The challenges associated with today's complex medical environment are well known and widely discussed—declining reimbursements, increasing uncompensated care, additional government intervention, and a troubled economy all require a tremendous amount of focus from the individuals in the C-level of any healthcare entity. All too often the demands required in these areas distract administrators from perhaps the most critical issue facing healthcare over the next 10 years—retention.
The shortages in the physician marketplace have been debated for some time, but ask any CEO who is recruiting internal medicine, neurology, or otolaryngology if there are shortages in these specialties and the resounding answer is yes. In 2010, there are a total of 210 physicians transitioning from training in otolaryngology to the full time practice of medicine. With over 5,700 hospitals in operation nationwide, (90+% of which are actively recruiting) the magnitude of the problem becomes clear. As a national physician placement firm that conducts well over 750 assignments annually, it seems clear to us that a comprehensive, well thought out retention plan will be critical for all facilities wishing to succeed in the future.

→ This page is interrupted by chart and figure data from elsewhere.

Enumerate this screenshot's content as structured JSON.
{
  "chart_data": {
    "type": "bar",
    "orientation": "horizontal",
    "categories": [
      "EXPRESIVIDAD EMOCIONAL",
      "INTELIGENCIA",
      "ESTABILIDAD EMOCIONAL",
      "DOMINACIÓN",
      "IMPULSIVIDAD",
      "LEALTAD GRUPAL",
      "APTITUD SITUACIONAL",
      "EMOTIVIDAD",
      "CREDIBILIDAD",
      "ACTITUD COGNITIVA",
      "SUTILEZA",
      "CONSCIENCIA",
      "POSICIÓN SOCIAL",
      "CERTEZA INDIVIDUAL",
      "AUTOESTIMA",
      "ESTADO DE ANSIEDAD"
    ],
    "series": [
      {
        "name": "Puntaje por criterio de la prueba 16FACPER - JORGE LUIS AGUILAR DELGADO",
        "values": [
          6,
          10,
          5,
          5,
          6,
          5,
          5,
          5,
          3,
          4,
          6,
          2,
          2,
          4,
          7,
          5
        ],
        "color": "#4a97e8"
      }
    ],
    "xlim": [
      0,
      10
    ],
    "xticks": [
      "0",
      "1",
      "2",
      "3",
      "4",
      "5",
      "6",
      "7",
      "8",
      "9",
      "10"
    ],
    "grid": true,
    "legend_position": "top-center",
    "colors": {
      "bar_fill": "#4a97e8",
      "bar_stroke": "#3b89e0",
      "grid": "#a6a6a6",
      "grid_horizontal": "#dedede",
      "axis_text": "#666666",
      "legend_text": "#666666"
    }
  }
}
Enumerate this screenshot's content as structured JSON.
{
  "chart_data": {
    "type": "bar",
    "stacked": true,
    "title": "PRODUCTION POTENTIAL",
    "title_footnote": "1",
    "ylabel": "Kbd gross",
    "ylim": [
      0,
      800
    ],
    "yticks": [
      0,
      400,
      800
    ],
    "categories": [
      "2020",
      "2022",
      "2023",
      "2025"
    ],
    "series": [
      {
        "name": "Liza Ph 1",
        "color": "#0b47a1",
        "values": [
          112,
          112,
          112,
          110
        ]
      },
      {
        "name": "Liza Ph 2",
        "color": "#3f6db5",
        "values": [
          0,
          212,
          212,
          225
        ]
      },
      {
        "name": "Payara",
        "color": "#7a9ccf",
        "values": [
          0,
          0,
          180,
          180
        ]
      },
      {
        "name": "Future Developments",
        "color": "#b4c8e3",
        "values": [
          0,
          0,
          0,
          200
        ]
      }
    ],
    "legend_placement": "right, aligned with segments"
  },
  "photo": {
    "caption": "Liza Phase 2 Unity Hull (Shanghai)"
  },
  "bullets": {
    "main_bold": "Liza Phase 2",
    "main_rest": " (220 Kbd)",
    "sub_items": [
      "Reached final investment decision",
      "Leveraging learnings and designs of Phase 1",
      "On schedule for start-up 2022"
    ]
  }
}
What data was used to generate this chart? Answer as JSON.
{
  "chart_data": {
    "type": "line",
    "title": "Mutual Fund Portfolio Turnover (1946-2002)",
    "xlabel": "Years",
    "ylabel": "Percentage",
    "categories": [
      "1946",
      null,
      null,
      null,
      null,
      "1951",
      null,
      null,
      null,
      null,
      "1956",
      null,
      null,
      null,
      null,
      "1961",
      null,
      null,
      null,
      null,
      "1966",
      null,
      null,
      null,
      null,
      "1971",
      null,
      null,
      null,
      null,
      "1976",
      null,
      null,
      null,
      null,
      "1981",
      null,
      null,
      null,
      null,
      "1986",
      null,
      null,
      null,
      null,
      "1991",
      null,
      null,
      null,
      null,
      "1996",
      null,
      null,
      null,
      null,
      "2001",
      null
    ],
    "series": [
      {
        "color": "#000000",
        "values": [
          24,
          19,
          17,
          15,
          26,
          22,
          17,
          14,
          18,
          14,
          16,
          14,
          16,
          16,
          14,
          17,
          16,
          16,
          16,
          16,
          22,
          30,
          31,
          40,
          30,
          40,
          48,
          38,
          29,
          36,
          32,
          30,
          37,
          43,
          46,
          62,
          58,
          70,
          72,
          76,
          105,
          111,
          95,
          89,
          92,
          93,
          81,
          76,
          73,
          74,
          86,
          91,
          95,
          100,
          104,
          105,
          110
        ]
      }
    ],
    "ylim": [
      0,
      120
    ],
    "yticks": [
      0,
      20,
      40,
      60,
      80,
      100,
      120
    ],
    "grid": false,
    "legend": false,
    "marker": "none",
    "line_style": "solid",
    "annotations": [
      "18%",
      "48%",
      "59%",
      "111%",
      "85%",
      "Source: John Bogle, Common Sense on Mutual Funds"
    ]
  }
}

In 2008, Delta Physician Placement accepted a consulting assignment with a hospital system located throughout the Midwest to review and evaluate both their recruitment model and their retention plan for existing physicians on staff.
Of the hospitals surveyed, every facility indicated that their retention practices lacked structure, focus, and content. In fact, most of the facilities surveyed did not have a formalized retention plan on paper that was communicated across all organizational levels. This is not meant to convey that it wasn't an issue of importance for the system; instead it was not given the level of priority tasking necessary in today's environment.
Following completion of the consulting assignment, several key points were outlined as being critical in establishing a successful retention program:
A Formalized O3. (One on One) This process should be implemented during the first year of service. These sessions should take place at the 30, 60, 90, 180, and 365 day marks. It is important to note that these are not intended to be performance reviews. Instead, these are meetings designed to "check the pulse" of the physician and gain an understanding of the good, the bad, and the ugly from his or her point of view. The keys to good 03 sessions are simple: they are regularly scheduled; never missed; the primary focus is on the new physician; and careful, complete note taking and follow up is essential. By approaching the one-on-one process in this manner, facilities will see greater engagement and more collaboration from their new hires.
On Board for Success. Define and document a formalized on-boarding process for new physicians. Set them up for success from the beginning and you will be rewarded with a long-term provider. Successful facilities recognize that not one person can oversee the recruitment and liaison functions. This liaison function oversees both the physician's integration into the medical community and makes certain that the spouse and children are integrating into the community as well.
Don't Forget the Better Half. Formalized O3 meetings with the spouse/partner of the physician are also critical. While these do not need to occur with the same regularity as the physician, they should still be implemented at three month intervals over the first year of service.